13.  The split between monism and pluralism is less a split and more a dinner table disagreement—they share a pantheistic and catholic appreciation for singularity, and only emphasize differences in its contours—they are both part of and fixated upon the same assumed picture of the world. For instance, both Koselleck and Parmenides (or Parmenides and Heraclitus; or Parmenides and James; or…) share more of an intellectual affinity than they would admit, something approximating what Kant refers to as “antinomy”: both are primarily concerned with the singular—the emphasis/stress is merely placed differently. That is, both are concerned with the essential individuality of things: for Koselleck, this individuality is reducible to the unique moment, complete in-itself but unmoored from other individual moments; for Parmenides, this individualism is merely elected into a categorical truth: the experience of this universe is a whole, is singular, is individual.[11]

14.  To know oneself is to overcome oneself.[12] This is the basic formula of conversion, of which Kierkegaard is perhaps the most incisive thinker to date. For Kierkegaard, the task of conversion is to create a subject unknown to oneself—to invite the stranger-as-self, to show ignorance and sin where one saw previously only emptiness. The maneuver here is Arendtian, similar to the idea of the daemon: one is ever too-close to oneself; one needs to be taken out of oneself first.[13] For Kierkegaard, the true god is a humming bird, whispering “there is another way…” in one’s ear, then whisping away.[14] To convert another, lead them not to thought, but to wonderment. That is: lead them first back to the foundations, back to the beginnings—for new things are always born from new beginnings…[15] To convert is not to change, but to show how all change has already happened, has already occurred, has already come to pass. The converted soul is merely made conscious and responsible of that passing.[16]

[1] Nietzsche; Yourcenir; Ozymandias in negative (Shelley)

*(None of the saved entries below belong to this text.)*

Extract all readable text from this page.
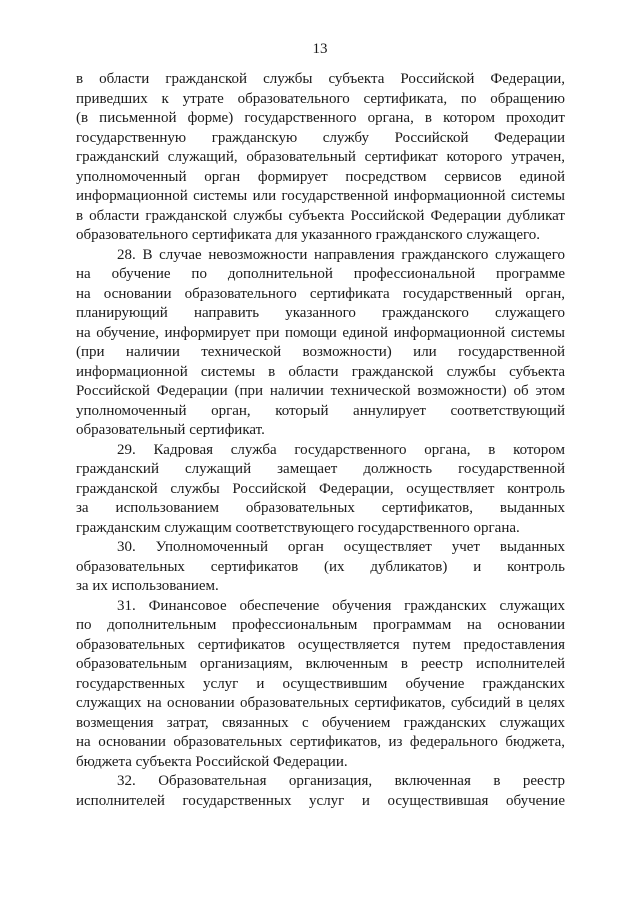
13
в области гражданской службы субъекта Российской Федерации,
приведших к утрате образовательного сертификата, по обращению
(в письменной форме) государственного органа, в котором проходит
государственную гражданскую службу Российской Федерации
гражданский служащий, образовательный сертификат которого утрачен,
уполномоченный орган формирует посредством сервисов единой
информационной системы или государственной информационной системы
в области гражданской службы субъекта Российской Федерации дубликат
образовательного сертификата для указанного гражданского служащего.
28. В случае невозможности направления гражданского служащего
на обучение по дополнительной профессиональной программе
на основании образовательного сертификата государственный орган,
планирующий направить указанного гражданского служащего
на обучение, информирует при помощи единой информационной системы
(при наличии технической возможности) или государственной
информационной системы в области гражданской службы субъекта
Российской Федерации (при наличии технической возможности) об этом
уполномоченный орган, который аннулирует соответствующий
образовательный сертификат.
29. Кадровая служба государственного органа, в котором
гражданский служащий замещает должность государственной
гражданской службы Российской Федерации, осуществляет контроль
за использованием образовательных сертификатов, выданных
гражданским служащим соответствующего государственного органа.
30. Уполномоченный орган осуществляет учет выданных
образовательных сертификатов (их дубликатов) и контроль
за их использованием.
31. Финансовое обеспечение обучения гражданских служащих
по дополнительным профессиональным программам на основании
образовательных сертификатов осуществляется путем предоставления
образовательным организациям, включенным в реестр исполнителей
государственных услуг и осуществившим обучение гражданских
служащих на основании образовательных сертификатов, субсидий в целях
возмещения затрат, связанных с обучением гражданских служащих
на основании образовательных сертификатов, из федерального бюджета,
бюджета субъекта Российской Федерации.
32. Образовательная организация, включенная в реестр
исполнителей государственных услуг и осуществившая обучение
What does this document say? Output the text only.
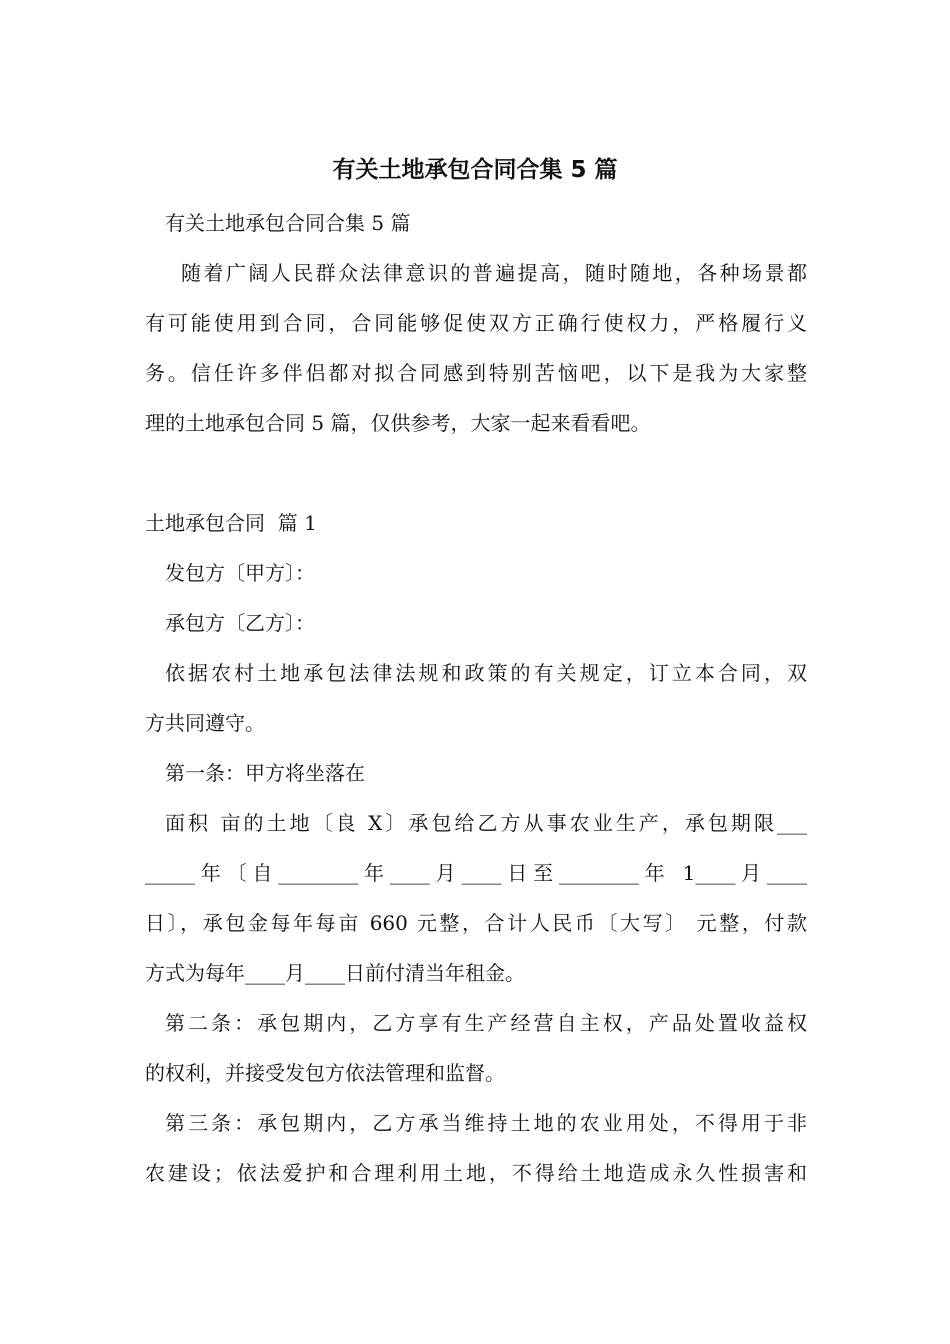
有关土地承包合同合集 5 篇

有关土地承包合同合集 5 篇

随着广阔人民群众法律意识的普遍提高，随时随地，各种场景都
有可能使用到合同，合同能够促使双方正确行使权力，严格履行义
务。信任许多伴侣都对拟合同感到特别苦恼吧，以下是我为大家整
理的土地承包合同 5 篇，仅供参考，大家一起来看看吧。

土地承包合同  篇 1

发包方〔甲方〕：

承包方〔乙方〕：

依据农村土地承包法律法规和政策的有关规定，订立本合同，双
方共同遵守。

第一条：甲方将坐落在

面积 亩的土地〔良 X〕承包给乙方从事农业生产，承包期限___
_____年〔自________年____月____日至________年 1____月____
日〕，承包金每年每亩 660 元整，合计人民币〔大写〕 元整，付款
方式为每年____月____日前付清当年租金。
第二条：承包期内，乙方享有生产经营自主权，产品处置收益权
的权利，并接受发包方依法管理和监督。
第三条：承包期内，乙方承当维持土地的农业用处，不得用于非
农建设；依法爱护和合理利用土地，不得给土地造成永久性损害和
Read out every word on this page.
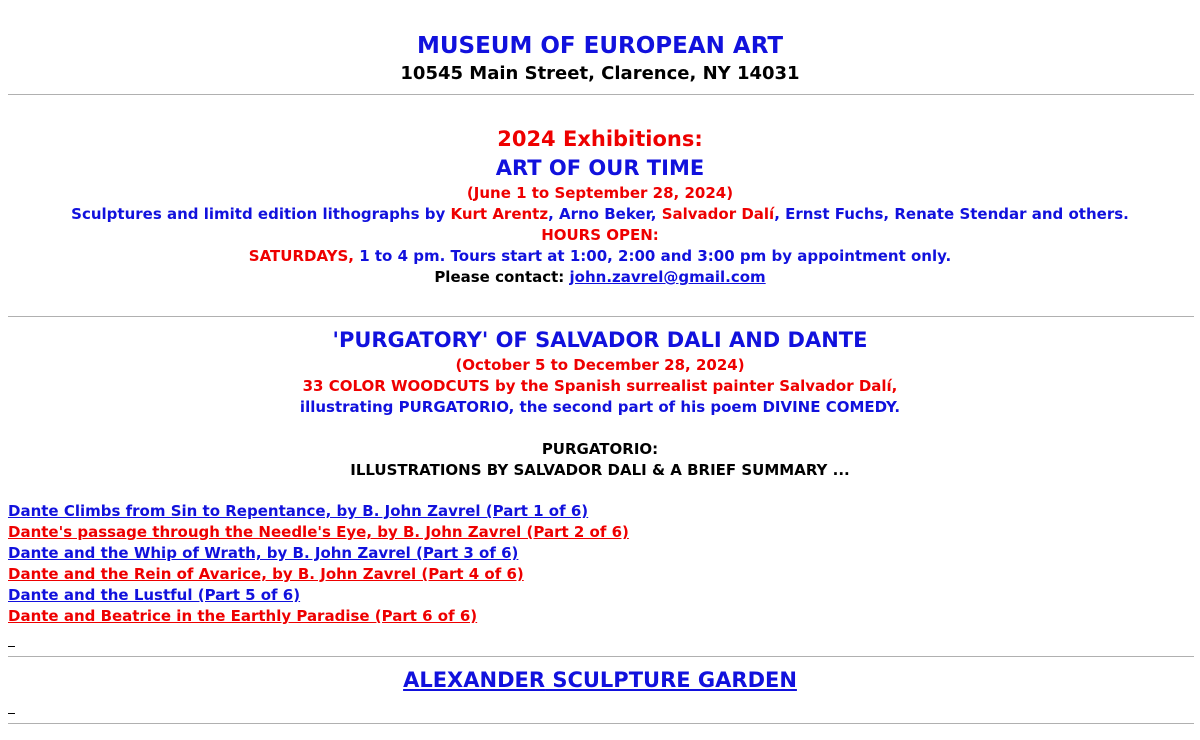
MUSEUM OF EUROPEAN ART
10545 Main Street, Clarence, NY 14031
2024 Exhibitions:
ART OF OUR TIME
(June 1 to September 28, 2024)
Sculptures and limitd edition lithographs by Kurt Arentz, Arno Beker, Salvador Dalí, Ernst Fuchs, Renate Stendar and others.
HOURS OPEN:
SATURDAYS, 1 to 4 pm. Tours start at 1:00, 2:00 and 3:00 pm by appointment only.
Please contact: john.zavrel@gmail.com
'PURGATORY' OF SALVADOR DALI AND DANTE
(October 5 to December 28, 2024)
33 COLOR WOODCUTS by the Spanish surrealist painter Salvador Dalí,
illustrating PURGATORIO, the second part of his poem DIVINE COMEDY.
PURGATORIO:
ILLUSTRATIONS BY SALVADOR DALI & A BRIEF SUMMARY ...
Dante Climbs from Sin to Repentance, by B. John Zavrel (Part 1 of 6)
Dante's passage through the Needle's Eye, by B. John Zavrel (Part 2 of 6)
Dante and the Whip of Wrath, by B. John Zavrel (Part 3 of 6)
Dante and the Rein of Avarice, by B. John Zavrel (Part 4 of 6)
Dante and the Lustful (Part 5 of 6)
Dante and Beatrice in the Earthly Paradise (Part 6 of 6)

ALEXANDER SCULPTURE GARDEN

[2] Martin Jay on the aesthetic, Hayek on the problem of intervention; Nietzsche: reality is justified aesthetically. Wolin, Voegelin. Chytry. Pragmatism more generally: what is the relation between form and habit?

[3] Wittgenstein, Lakatos. Arendt and James.

[4] Socrates on the myth of Er. Peirce and Bourdieu on habit. Kant and Habermas on reflexivity. Taylor; stoics; Descartes, Vico. The scene from Moby Dick with Ahab tracing contours on the map.

[5] Arendt and Whitehead on birth and novelty. Voegelin; Wolin on Christian metahpysics of society. Sontag on illness as metaphor.

[6] See Harold Bloom, “Anxiety of Influence.” See Schmitt on the political; Nietzsche on enemy-selection. Heidegger on that which is already-and-is; Descartes and Hesse.

[7] Kleist and Dewey. Nietzsche. Heidegger on Descartes; Bacon, Locke, Hegel.

[8] Rilke, Dewey, Socrates. Popper, Schiller, Lovejoy.

[9] Arendt and Jaeger. Relatedly: Robert Caro on Robert Moses.

[10] See Agamben on the “open.” Hoffer; Tocqueville on the sheer activity of early American democracy.

[11] Lovejoy; Montaigne, Guicciardini; Fleming, White; the split between expectation and experience; Leibniz on the monad. Descartes on the cogito, Taylor on the self. Wittgenstein on a picture holding us captive; but what would it mean to disengage from this picture?—a new type-of materialism-idealism relation entirely?

[12] This is the conceptual thread that links Socrates, Aristotle, Kierkegaard, Nietzsche and Foucault.

[13] See Longinus on the sublime; Shaftesbury, Addison, Burke.

[14] See the notion of the “still small voice”.

[15] See Arendt, Scherer, Wittgenstein, Cavell, Derrida. Heidegger.

[16] See Taylor on Socrates, especially on the notion of education. The critique of Socrates: to be made conscious of the passing does not necessarily make one responsible. Hence the practical deficit Kierkegaard fills.